- Poster
- Directed by: Vijaya Bapineedu
- Produced by: Maganti Ravindranath Chowdary
- Starring: Chiranjeevi Roja Kota Srinivasa Rao Vijayachander Madhavi
- Cinematography: Lok Singh Prasad Babu
- Edited by: Trinath
- Music by: Bappi Lahiri
- Production company: Shyam Prasad Arts
- Distributed by: Geetha Arts
- Release date: 15 June 1995;
- Country: India
- Language: Telugu

= Big Boss (film) =

1995 Indian Telugu-language film

Big Boss is a 1995 Indian Telugu-language film directed by Vijaya Bapineedu. The film stars Chiranjeevi, Roja, Kota Srinivasa Rao and Madhavi in important roles. The film was also dubbed and released in Malayalam under the same title. It was a failure at the box office.

== Plot ==

The movie starts with a young man Surendra (Chiranjeevi) landing in a town for a job.

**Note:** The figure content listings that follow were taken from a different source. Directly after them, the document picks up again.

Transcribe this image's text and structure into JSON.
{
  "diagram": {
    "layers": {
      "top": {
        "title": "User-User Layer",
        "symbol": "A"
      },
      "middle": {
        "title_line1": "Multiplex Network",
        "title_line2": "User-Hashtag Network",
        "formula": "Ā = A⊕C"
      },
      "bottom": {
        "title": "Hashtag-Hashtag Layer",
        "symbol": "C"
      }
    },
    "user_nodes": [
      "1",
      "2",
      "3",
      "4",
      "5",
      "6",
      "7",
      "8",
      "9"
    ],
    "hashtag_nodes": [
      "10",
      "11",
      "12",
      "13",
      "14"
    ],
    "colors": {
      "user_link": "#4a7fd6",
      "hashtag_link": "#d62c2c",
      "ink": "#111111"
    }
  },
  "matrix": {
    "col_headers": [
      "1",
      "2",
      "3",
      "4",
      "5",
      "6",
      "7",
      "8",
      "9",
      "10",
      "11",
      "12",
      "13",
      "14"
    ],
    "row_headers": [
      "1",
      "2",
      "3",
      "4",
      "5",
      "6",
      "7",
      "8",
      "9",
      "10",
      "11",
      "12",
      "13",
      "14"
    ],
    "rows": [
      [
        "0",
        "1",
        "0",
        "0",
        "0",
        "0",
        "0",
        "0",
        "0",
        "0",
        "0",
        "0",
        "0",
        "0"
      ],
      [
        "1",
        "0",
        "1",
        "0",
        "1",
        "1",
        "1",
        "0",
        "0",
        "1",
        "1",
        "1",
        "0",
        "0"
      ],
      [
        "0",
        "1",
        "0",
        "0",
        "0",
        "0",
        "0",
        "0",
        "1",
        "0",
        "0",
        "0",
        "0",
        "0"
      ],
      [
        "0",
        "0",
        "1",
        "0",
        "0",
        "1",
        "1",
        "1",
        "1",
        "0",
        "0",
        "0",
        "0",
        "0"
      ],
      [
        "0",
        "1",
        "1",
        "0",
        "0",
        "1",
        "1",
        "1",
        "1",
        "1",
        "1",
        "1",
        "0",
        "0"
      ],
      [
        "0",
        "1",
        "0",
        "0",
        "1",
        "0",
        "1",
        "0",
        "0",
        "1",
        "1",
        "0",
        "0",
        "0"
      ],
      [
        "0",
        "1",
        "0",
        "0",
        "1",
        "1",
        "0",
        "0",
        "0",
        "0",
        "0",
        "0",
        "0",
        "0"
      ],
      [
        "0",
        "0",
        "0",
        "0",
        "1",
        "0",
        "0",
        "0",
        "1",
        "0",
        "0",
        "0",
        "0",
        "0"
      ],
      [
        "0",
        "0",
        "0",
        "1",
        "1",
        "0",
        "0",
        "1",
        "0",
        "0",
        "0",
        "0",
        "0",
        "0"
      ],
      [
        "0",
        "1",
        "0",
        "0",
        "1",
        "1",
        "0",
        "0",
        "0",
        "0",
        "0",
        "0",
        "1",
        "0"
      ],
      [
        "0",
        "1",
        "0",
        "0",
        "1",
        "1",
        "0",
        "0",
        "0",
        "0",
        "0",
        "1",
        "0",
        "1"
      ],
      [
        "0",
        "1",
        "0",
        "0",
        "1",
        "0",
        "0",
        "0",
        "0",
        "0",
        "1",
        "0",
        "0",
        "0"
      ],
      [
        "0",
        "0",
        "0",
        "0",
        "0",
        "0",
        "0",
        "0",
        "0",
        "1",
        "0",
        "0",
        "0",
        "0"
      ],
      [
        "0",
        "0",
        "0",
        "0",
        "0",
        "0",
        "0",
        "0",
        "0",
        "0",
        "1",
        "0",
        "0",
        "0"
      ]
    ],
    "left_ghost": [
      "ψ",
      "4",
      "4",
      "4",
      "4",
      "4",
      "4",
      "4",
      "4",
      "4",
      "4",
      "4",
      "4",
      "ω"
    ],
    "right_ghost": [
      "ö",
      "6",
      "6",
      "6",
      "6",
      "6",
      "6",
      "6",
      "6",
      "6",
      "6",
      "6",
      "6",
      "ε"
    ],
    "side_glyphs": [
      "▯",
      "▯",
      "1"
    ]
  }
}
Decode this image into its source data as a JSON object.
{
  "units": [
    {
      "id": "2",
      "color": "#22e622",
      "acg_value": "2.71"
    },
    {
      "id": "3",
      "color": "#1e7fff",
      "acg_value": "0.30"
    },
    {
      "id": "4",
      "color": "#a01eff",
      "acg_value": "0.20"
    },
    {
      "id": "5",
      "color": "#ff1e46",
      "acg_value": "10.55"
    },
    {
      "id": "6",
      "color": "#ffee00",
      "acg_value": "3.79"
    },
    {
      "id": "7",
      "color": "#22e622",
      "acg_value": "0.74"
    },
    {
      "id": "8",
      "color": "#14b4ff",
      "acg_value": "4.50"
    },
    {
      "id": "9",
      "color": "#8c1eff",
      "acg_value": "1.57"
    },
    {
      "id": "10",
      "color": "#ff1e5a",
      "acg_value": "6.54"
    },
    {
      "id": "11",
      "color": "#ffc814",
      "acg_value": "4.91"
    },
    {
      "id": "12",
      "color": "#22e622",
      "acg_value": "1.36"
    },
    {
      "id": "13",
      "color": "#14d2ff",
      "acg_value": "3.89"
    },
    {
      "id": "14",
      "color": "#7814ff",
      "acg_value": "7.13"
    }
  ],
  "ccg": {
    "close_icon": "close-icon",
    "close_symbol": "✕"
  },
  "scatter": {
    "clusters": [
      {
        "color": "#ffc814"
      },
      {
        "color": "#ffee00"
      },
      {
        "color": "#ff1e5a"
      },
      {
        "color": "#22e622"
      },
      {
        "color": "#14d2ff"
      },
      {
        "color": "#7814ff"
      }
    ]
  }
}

He witnesses rivalry between two mafia gangs at that place. After a fight with a street goon, he is recognized by one gang and encouraged to become a don. He rents a room in Madhavi's house, who lives with her sister Roja and granny (Nirmalamma). After few routine scenes, Roja falls in love with Surendra and expresses her love. But Bavaraju Surendra becomes uncertain about his future, rejects Roja's proposal and starts looking for matches for her. Meanwhile, his mother (Sujatha), younger brother, and sister move to his place and start living with him. His mother worries about his lifestyle and his future. One day, she recognizes Kota Srinivasa Rao, the rival gang leader as the destroyer of her family. Surendra's family is kidnapped by Kota and how Surendra rescues them forms the climax of this movie.

== Cast ==
- Chiranjeevi as Bavarala Surendra / Boss
- Roja as Roja (Voice Dubbed by Roja Ramani)
- Kota Srinivasa Rao as Varadarajulu
- Vijayachander as Akkineedu
- Madhavi
- Ali
- Nirmalamma as Roja's grandmother
- Anjali Devi
- Jyothi Lakshmi
- Allu Rama Lingaiah as Kukkalakunta Subbarao
- Babu Mohan
- Narra Venkateswara Rao
- P. J. Sharma
- Vinod
- Mithai Chitti
- Sujatha as Surendra's mother
- Tanikella Bharani as SI Yadagiri
- J. V. Somayajulu
- Nutan Prasad
- Easwar Rao
- Rajeev Kanakala

== Soundtrack ==
Music by Bappi Lahiri.
1. "Mava Mava": S. P. Balasubrahmanyam, K. S. Chitra
2. "Koosethesinnade": S. P. Balasubrahmanyam, Renuka
3. "Uromochesindoy": S. P. Balasubrahmanyam, K. S. Chitra
4. "Nee Lanti Revulona": S. P. Balasubrahmanyam, K. S. Chitra
5. "Number 1 Number 2": S. P. Balasubrahmanyam
6. "Sudiki Daram": Mano, K. S. Chitra

== Reception ==
Big Boss, the sixth collaboration of the director Vijaya Bapineedu with Chiranjeevi, was a box-office failure.